Un palmarès atterrant : en faisant systématiquement les plus mauvais choix, le jury a tiré ce Festival vers le bas. De quoi être tout colère.
La maîtresse de cérémonie Isabelle Huppert l’a bien dit : le rêve est fini. Ce palmarès est plus proche du cauchemar. Alors qu’il aurait pu tirer ce 51ème Festival vers le haut en récompensant les trois grands cinéastes qui se dégageaient du lot (Tsai Ming-liang, Hou Hsiao-hsien et Alexeï Guerman), le jury d' »artistes » présidé par Martin Scorsese a fait systématiquement les plus mauvais choix. A une exception près : Elodie Bouchez et Natacha Régnier se sont partagé le prix d’Interprétation féminine pour l’enthousiasmante Vie rêvée des anges d’Erick Zonca. C’est bien. Pour le reste, c’est n’importe quoi.
Le plus ridicule étant le mariage de la carpe et du lapin avec ce partage du prix du Jury entre Claude Miller pour La Classe de neige et Thomas Vinterberg pour Festen : le plus mauvais des quatre films français en compétition et le Danois allumé, copain de Lars von Trier. Par-dessus le marché, Miller faisait la gueule et n’a pas pu s’empêcher de s’en prendre à la critique française. Et que dire de ce prix de la Mise en scène attribué à John Boorman pour Le Général ? Comme si Boorman avait encore besoin de ce genre de choses. A son niveau, c’est la Palme ou rien. Plus digne que les autres lauréats, il a eu la présence d’esprit de citer son acteur, le grand Brendan Gleeson, un des fantômes en colère qui planent sur le palmarès. Mais les jurés ont préféré récompenser Peter Mullan dans le énième téléfilm sentencieux de Ken Loach, ce qui revient à choisir le jeu naturaliste plutôt que la folie épique. Le prix du Scénario à Hal Hartley, c’est carrément un gag, Henry Fool étant particulièrement mal écrit, justement. Autre gag, le prix de la Meilleure contribution artistique (mais qu’est-ce à dire, au juste ?) à Todd Haynes, réalisateur du glam-rock Velvet goldmine.
On était tellement effondré à l’annonce de cette sentence, surtout en se souvenant de l’année dernière, où tous les grands films étaient récompensés lors d’un vrai palmarès, qu’on était presque content de voir Roberto Benigni faire son numéro de bouffon il a embrassé trois fois Huppert, y’a de l’abus. Par son abattage, il n’était pas loin de nous faire oublier que La Vie est belle est un film aussi désagréable qu’irresponsable dans sa deuxième partie. Enfin, cerise avariée sur ce gâteau plâtreux, Angelopoulos est venu chercher en maugréant sa chère Palme d’or pour L’Eternité et un jour, n’ayant même pas l’élégance d’oublier de rappeler qu’on l’en avait injustement « privé » il y a trois ans notamment. En comparaison, la générosité de Kiarostami et Chahine l’an dernier faisait mal pour Angelopoulos. Mais les poètes officiels ne sont jamais très sympathiques.
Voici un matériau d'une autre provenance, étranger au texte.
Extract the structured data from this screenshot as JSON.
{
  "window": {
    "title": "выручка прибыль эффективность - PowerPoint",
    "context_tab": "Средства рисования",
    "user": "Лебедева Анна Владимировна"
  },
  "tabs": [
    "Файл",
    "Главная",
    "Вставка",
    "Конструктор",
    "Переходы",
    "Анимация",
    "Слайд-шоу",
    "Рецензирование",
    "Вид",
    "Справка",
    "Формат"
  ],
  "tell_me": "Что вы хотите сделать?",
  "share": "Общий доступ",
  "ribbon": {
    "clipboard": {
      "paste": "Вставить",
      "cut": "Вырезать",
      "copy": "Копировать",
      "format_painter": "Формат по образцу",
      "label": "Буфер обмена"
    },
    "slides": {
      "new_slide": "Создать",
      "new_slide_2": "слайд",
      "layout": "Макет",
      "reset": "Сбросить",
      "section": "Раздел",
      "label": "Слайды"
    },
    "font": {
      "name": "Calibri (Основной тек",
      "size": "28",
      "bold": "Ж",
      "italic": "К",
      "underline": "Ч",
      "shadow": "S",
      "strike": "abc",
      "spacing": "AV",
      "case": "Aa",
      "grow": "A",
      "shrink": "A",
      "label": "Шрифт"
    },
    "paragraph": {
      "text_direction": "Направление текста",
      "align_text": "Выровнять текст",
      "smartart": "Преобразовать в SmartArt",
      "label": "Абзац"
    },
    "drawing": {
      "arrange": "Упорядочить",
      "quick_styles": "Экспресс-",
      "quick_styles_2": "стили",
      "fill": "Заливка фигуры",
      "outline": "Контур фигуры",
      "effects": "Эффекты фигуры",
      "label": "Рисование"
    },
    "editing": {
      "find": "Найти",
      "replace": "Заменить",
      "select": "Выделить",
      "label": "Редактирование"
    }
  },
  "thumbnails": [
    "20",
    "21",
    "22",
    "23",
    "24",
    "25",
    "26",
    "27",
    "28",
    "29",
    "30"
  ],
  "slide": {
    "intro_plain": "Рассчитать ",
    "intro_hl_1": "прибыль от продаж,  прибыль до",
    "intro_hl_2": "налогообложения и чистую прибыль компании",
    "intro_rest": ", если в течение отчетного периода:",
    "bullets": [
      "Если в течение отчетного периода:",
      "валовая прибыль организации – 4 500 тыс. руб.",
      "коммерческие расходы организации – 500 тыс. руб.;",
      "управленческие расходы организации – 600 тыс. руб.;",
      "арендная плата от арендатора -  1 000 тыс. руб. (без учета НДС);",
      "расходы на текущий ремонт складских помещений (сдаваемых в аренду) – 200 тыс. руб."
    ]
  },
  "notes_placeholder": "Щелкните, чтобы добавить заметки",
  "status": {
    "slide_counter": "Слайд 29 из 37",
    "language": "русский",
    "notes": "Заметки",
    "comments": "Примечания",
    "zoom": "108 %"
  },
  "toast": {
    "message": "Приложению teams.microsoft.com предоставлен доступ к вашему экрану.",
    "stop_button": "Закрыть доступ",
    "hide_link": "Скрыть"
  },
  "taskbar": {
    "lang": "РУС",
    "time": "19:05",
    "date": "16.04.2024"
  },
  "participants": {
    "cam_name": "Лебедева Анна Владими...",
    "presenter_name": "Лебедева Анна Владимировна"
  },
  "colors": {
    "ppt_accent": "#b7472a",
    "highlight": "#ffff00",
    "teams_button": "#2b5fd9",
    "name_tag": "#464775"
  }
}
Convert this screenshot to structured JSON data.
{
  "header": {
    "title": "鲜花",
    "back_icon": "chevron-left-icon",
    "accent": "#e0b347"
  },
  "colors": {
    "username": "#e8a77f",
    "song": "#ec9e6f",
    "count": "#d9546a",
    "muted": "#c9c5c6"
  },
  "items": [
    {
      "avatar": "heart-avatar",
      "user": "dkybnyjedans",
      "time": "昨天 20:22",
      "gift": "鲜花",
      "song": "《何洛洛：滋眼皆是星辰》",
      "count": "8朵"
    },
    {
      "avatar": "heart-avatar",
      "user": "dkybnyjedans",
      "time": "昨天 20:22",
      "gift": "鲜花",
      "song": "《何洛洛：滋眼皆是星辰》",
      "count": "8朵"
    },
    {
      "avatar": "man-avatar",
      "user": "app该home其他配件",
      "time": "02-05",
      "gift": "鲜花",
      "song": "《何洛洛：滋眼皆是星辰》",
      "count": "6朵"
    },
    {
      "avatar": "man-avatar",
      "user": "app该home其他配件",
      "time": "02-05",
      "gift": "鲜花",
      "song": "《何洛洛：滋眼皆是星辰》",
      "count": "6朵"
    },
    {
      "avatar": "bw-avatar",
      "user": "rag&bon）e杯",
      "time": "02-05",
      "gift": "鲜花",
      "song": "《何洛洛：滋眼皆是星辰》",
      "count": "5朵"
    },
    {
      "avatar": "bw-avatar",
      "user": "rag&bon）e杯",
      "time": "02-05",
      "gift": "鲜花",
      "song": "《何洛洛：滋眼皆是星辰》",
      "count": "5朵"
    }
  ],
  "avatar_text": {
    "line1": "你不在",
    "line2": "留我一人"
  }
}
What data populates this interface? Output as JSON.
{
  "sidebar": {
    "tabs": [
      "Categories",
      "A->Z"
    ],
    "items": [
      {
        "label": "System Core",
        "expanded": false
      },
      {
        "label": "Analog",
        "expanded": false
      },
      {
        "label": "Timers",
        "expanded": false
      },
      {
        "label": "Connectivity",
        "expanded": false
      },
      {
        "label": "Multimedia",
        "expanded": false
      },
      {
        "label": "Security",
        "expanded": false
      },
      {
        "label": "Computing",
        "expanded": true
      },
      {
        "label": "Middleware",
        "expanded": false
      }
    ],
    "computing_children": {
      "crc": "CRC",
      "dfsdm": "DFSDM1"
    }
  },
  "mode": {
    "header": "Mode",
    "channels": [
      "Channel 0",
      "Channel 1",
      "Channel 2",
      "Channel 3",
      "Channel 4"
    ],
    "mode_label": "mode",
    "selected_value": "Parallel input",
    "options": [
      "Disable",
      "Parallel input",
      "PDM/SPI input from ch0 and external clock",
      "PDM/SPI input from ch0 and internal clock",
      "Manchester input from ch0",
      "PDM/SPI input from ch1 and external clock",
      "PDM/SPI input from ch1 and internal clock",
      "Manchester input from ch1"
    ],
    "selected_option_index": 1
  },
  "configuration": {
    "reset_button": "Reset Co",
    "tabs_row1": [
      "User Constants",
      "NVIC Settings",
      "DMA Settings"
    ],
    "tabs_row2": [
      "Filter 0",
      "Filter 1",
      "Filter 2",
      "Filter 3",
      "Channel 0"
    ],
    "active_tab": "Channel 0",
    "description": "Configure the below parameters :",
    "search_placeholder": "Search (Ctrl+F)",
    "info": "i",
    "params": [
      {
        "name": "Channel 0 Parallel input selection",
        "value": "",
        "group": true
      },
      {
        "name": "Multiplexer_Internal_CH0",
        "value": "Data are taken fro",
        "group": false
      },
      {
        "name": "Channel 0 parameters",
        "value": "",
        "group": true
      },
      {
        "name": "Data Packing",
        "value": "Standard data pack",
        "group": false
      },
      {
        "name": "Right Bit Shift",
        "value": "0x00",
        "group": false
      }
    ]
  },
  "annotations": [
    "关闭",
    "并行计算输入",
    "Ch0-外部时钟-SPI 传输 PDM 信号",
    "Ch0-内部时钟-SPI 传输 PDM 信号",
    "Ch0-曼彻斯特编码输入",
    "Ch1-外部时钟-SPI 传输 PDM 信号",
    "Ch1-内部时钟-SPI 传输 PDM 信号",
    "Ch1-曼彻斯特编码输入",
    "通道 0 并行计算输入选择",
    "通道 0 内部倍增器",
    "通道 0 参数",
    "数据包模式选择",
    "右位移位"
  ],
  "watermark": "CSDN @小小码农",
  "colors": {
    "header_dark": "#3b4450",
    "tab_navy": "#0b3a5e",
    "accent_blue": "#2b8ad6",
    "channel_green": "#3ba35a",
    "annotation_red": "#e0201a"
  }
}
Scorsese, qu’on dit fasciné par les films de HHH et Tsai Ming-liang, deux géants ignorés par le jury, avait l’air embarrassé de couvrir cette triste farce de son immense prestige. Tout ça était bien nul. Et assez injuste pour un Festival qui a fait, une fois de plus, le pari des auteurs. Même si certains d’entre eux se sont révélés de fausses valeurs et que d’autres n’étaient pas très en forme : ce sont eux que le jury a distingués. Mauvaise pioche.
Heureusement, si les mauvais prix s’oublient vite, les grands films restent longtemps. Comme Oliveira, Imamura ou Bergman, Hou Hsiao-hsien, Tsai Ming-liang ou Guerman ne seront jamais réductibles à cette misérable distribution des prix. Et Samira Makhmalbaf ou Erick Zonka se consoleront vite d’avoir été privés d’une Caméra d’or qui leur revenait de droit. Quant à Moretti ou Lars von Trier, ils s’en remettront vite. Comme nous.